The correspondence shows that on 31 December 2009, the last day of Autonomy's financial year, Capax signed a $6m purchase order for software for Eli Lilly. But the following year, in June 2010, with the money still outstanding from Capax, the pharmaceutical group apparently decided to deal directly with Autonomy, again bypassing the reseller. Hussain's letter says Capax were made a party to the contract, invoiced Eli Lilly for the software, and remained liable to pay Autonomy for it.
A second document highlights a deal with a British reseller called Tikit, which is now owned by BT but was an independent company at the time. On 31 December 2010, Tikit signed for $6m of Autonomy's WorkSite software, which it hoped to sell to KPMG. But the document, a letter dated 31 December and signed by Autonomy and Tikit executives, appears to transfer some financial risk back to Autonomy. It promises nearly $1m of work to Tikit should the company not complete its KPMG deal by 30 March 2011. The letter states: "Tikit shall be appointed as the second line support and maintenance provider to KPMG under the existing maintenance agreement between KPMG and Interwoven [an Autonomy company] for three quarters from 1 January 2011 for a fee of up to £320,000 per quarter."
A spokesman for Lynch confirmed Tikit was eventually contracted to work with Autonomy for KPMG, and paid for the software it had acquired. He added that customers across the software industry often sign deals at the end of a quarter to negotiate the best price from the supplier, and that most software vendors operate on a credit basis.
Lynch accused HP of conducting a smear campaign. "It's an attempt to avoid responsibility by blaming someone else."
"They want to destroy us through spin before the facts are tabled. If this was a multibillion-dollar fraud why were people paying us? There would have to be an enormous cash hole and there isn't. If you have got cash coming in year after year, that's a sustainable business."
HP says it signed 150 new customers for Autonomy in 2013, and has increased headcount at the division by 25% since the acquisition.
A source with knowledge of the matter said HP and its advisers did not have access to the Deloitte audits or work papers during the due diligence process. But Lynch's spokesman said HP's due diligence team was entitled to inspect all documents, and if there were documents they did not see, it was only because they were not asked for.
The deal to acquire Autonomy was conceived by Leo Apotheker, the then chief executive of HP, who planned to sell its personal computer division in order to concentrate on servers and software, a strategy in which the British firm was to play a leading role. But Apotheker was ousted after investors took fright and HP shares plummeted.
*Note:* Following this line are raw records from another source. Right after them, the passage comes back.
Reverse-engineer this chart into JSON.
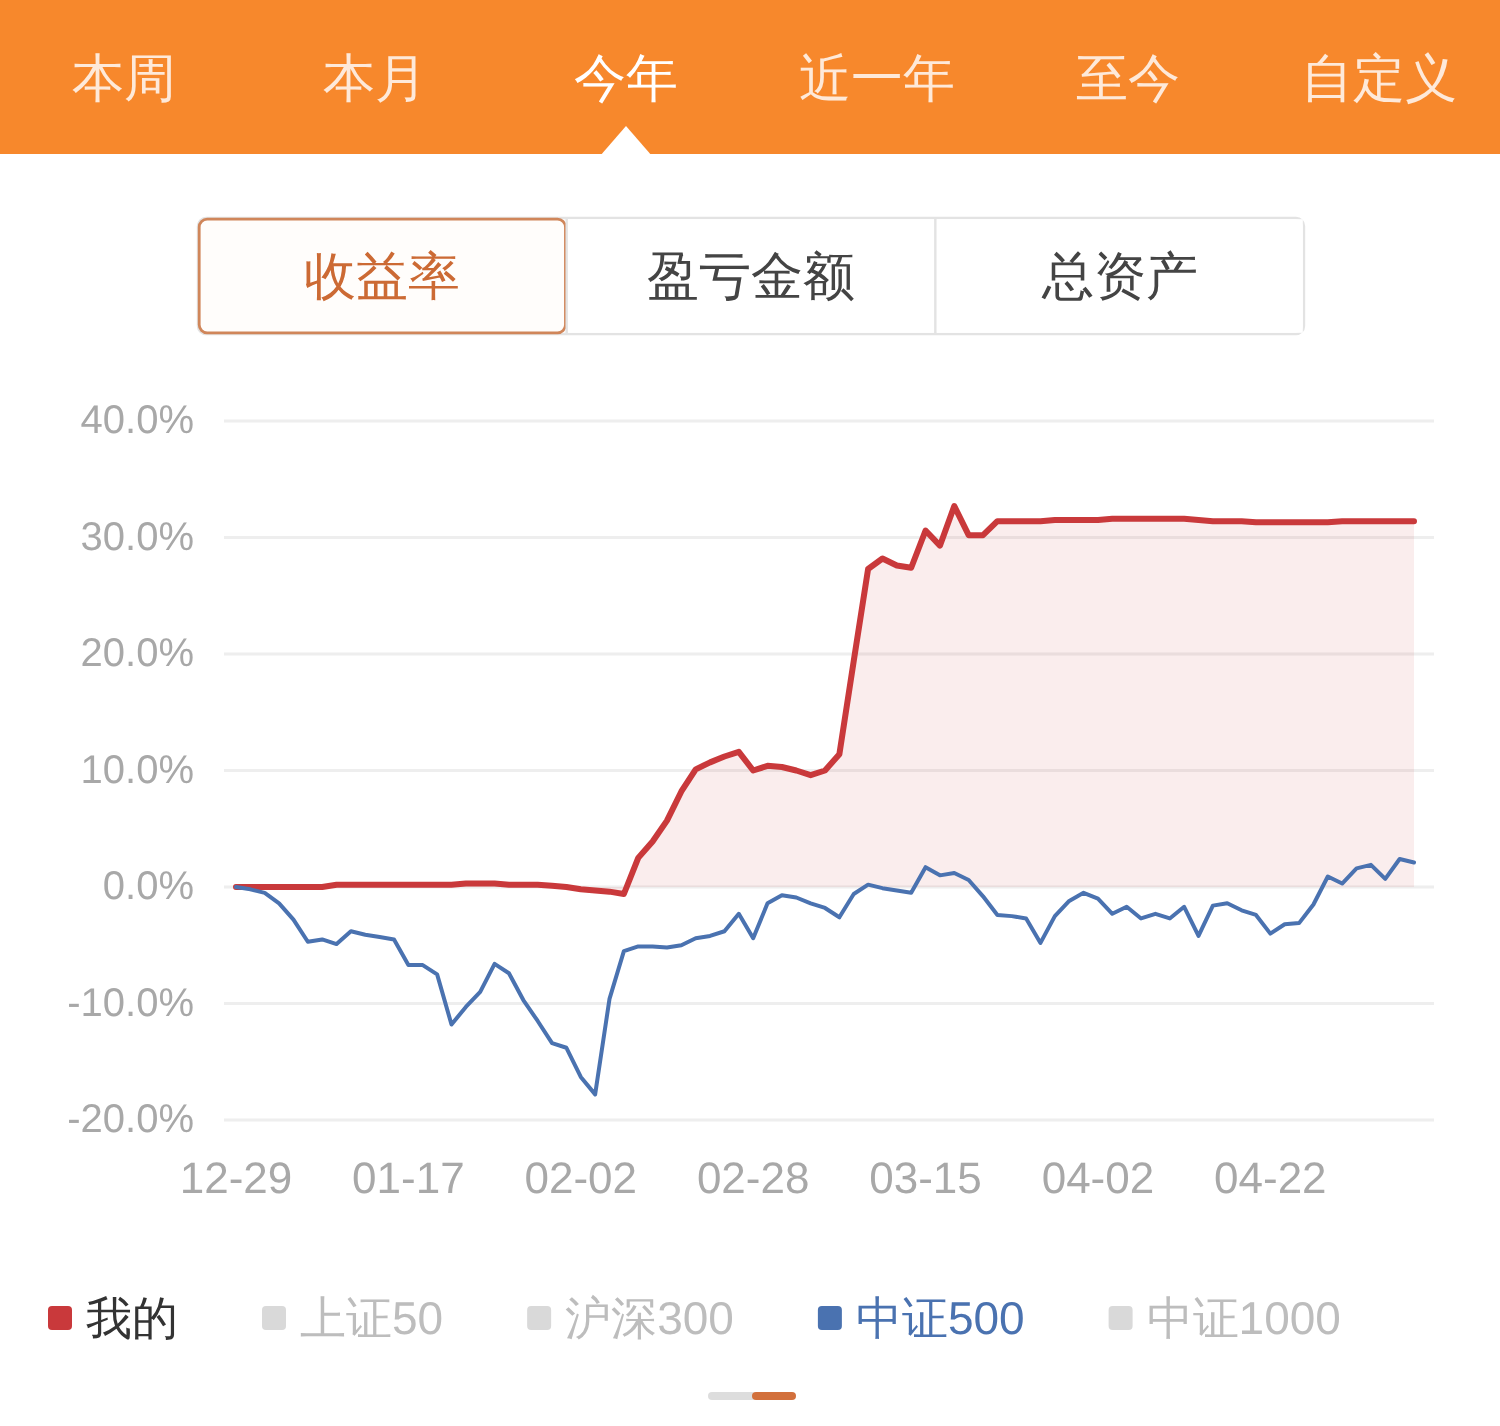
{
  "chart_data": {
    "type": "line",
    "annotations": [
      "本周",
      "本月",
      "今年",
      "近一年",
      "至今",
      "自定义",
      "收益率",
      "盈亏金额",
      "总资产"
    ],
    "categories": [
      "12-29",
      null,
      null,
      null,
      null,
      null,
      null,
      null,
      null,
      null,
      null,
      null,
      "01-17",
      null,
      null,
      null,
      null,
      null,
      null,
      null,
      null,
      null,
      null,
      null,
      "02-02",
      null,
      null,
      null,
      null,
      null,
      null,
      null,
      null,
      null,
      null,
      null,
      "02-28",
      null,
      null,
      null,
      null,
      null,
      null,
      null,
      null,
      null,
      null,
      null,
      "03-15",
      null,
      null,
      null,
      null,
      null,
      null,
      null,
      null,
      null,
      null,
      null,
      "04-02",
      null,
      null,
      null,
      null,
      null,
      null,
      null,
      null,
      null,
      null,
      null,
      "04-22",
      null,
      null,
      null,
      null,
      null,
      null,
      null,
      null,
      null,
      null
    ],
    "series": [
      {
        "name": "我的",
        "type": "area",
        "color": "#c9393b",
        "values": [
          0,
          0,
          0,
          0,
          0,
          0,
          0,
          0.2,
          0.2,
          0.2,
          0.2,
          0.2,
          0.2,
          0.2,
          0.2,
          0.2,
          0.3,
          0.3,
          0.3,
          0.2,
          0.2,
          0.2,
          0.1,
          0,
          -0.2,
          -0.3,
          -0.4,
          -0.6,
          2.5,
          3.9,
          5.7,
          8.2,
          10.1,
          10.7,
          11.2,
          11.6,
          10.0,
          10.4,
          10.3,
          10.0,
          9.6,
          10.0,
          11.4,
          19.4,
          27.3,
          28.2,
          27.6,
          27.4,
          30.6,
          29.3,
          32.7,
          30.2,
          30.2,
          31.4,
          31.4,
          31.4,
          31.4,
          31.5,
          31.5,
          31.5,
          31.5,
          31.6,
          31.6,
          31.6,
          31.6,
          31.6,
          31.6,
          31.5,
          31.4,
          31.4,
          31.4,
          31.3,
          31.3,
          31.3,
          31.3,
          31.3,
          31.3,
          31.4,
          31.4,
          31.4,
          31.4,
          31.4,
          31.4
        ]
      },
      {
        "name": "上证50",
        "color": "#d9d9d9",
        "values": [
          null,
          null,
          null,
          null,
          null,
          null,
          null,
          null,
          null,
          null,
          null,
          null,
          null,
          null,
          null,
          null,
          null,
          null,
          null,
          null,
          null,
          null,
          null,
          null,
          null,
          null,
          null,
          null,
          null,
          null,
          null,
          null,
          null,
          null,
          null,
          null,
          null,
          null,
          null,
          null,
          null,
          null,
          null,
          null,
          null,
          null,
          null,
          null,
          null,
          null,
          null,
          null,
          null,
          null,
          null,
          null,
          null,
          null,
          null,
          null,
          null,
          null,
          null,
          null,
          null,
          null,
          null,
          null,
          null,
          null,
          null,
          null,
          null,
          null,
          null,
          null,
          null,
          null,
          null,
          null,
          null,
          null,
          null
        ]
      },
      {
        "name": "沪深300",
        "color": "#d9d9d9",
        "values": [
          null,
          null,
          null,
          null,
          null,
          null,
          null,
          null,
          null,
          null,
          null,
          null,
          null,
          null,
          null,
          null,
          null,
          null,
          null,
          null,
          null,
          null,
          null,
          null,
          null,
          null,
          null,
          null,
          null,
          null,
          null,
          null,
          null,
          null,
          null,
          null,
          null,
          null,
          null,
          null,
          null,
          null,
          null,
          null,
          null,
          null,
          null,
          null,
          null,
          null,
          null,
          null,
          null,
          null,
          null,
          null,
          null,
          null,
          null,
          null,
          null,
          null,
          null,
          null,
          null,
          null,
          null,
          null,
          null,
          null,
          null,
          null,
          null,
          null,
          null,
          null,
          null,
          null,
          null,
          null,
          null,
          null,
          null
        ]
      },
      {
        "name": "中证500",
        "color": "#4a72b0",
        "values": [
          0,
          -0.2,
          -0.5,
          -1.4,
          -2.8,
          -4.7,
          -4.5,
          -4.9,
          -3.8,
          -4.1,
          -4.3,
          -4.5,
          -6.7,
          -6.7,
          -7.5,
          -11.8,
          -10.3,
          -9.0,
          -6.6,
          -7.4,
          -9.7,
          -11.5,
          -13.4,
          -13.8,
          -16.3,
          -17.8,
          -9.6,
          -5.5,
          -5.1,
          -5.1,
          -5.2,
          -5.0,
          -4.4,
          -4.2,
          -3.8,
          -2.3,
          -4.4,
          -1.4,
          -0.7,
          -0.9,
          -1.4,
          -1.8,
          -2.6,
          -0.6,
          0.2,
          -0.1,
          -0.3,
          -0.5,
          1.7,
          1.0,
          1.2,
          0.6,
          -0.8,
          -2.4,
          -2.5,
          -2.7,
          -4.8,
          -2.5,
          -1.2,
          -0.5,
          -1.0,
          -2.3,
          -1.7,
          -2.7,
          -2.3,
          -2.7,
          -1.7,
          -4.2,
          -1.6,
          -1.4,
          -2.0,
          -2.4,
          -4.0,
          -3.2,
          -3.1,
          -1.5,
          0.9,
          0.3,
          1.6,
          1.9,
          0.7,
          2.4,
          2.1
        ]
      },
      {
        "name": "中证1000",
        "color": "#d9d9d9",
        "values": [
          null,
          null,
          null,
          null,
          null,
          null,
          null,
          null,
          null,
          null,
          null,
          null,
          null,
          null,
          null,
          null,
          null,
          null,
          null,
          null,
          null,
          null,
          null,
          null,
          null,
          null,
          null,
          null,
          null,
          null,
          null,
          null,
          null,
          null,
          null,
          null,
          null,
          null,
          null,
          null,
          null,
          null,
          null,
          null,
          null,
          null,
          null,
          null,
          null,
          null,
          null,
          null,
          null,
          null,
          null,
          null,
          null,
          null,
          null,
          null,
          null,
          null,
          null,
          null,
          null,
          null,
          null,
          null,
          null,
          null,
          null,
          null,
          null,
          null,
          null,
          null,
          null,
          null,
          null,
          null,
          null,
          null,
          null
        ]
      }
    ],
    "ylim": [
      -20,
      40
    ],
    "yticks": [
      {
        "value": -20,
        "label": "-20.0%"
      },
      {
        "value": -10,
        "label": "-10.0%"
      },
      {
        "value": 0,
        "label": "0.0%"
      },
      {
        "value": 10,
        "label": "10.0%"
      },
      {
        "value": 20,
        "label": "20.0%"
      },
      {
        "value": 30,
        "label": "30.0%"
      },
      {
        "value": 40,
        "label": "40.0%"
      }
    ],
    "grid": "y",
    "legend": "bottom"
  }
}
The case has triggered shareholder lawsuits, one of which is due to be settled in California on Monday. Hussain is hoping to block the settlement.
Regulators have launched inquiries on both sides of the Atlantic, with FBI agents assigned to investigate in the United States. The Serious Fraud Office announced a preliminary criminal investigation in March 2013.
Lynch, whose fortune was boosted by an estimated £500m when HP acquired his company, has now expressed regret that the deal ever took place. It is understood he hopes eventually to sue HP for damages. "Autonomy was set up to change the software industry, it wasn't just another application. Leo's vision was to change the world as well. What is sad now is that dream will never come true.
"The thing about a technology acquisition is you value it on what you can do with the technology. I think Leo's plan to change HP was a great one and in that light I don't think they overpaid. If they were buying it to bolt it on I wouldn't have bought the company at that multiple."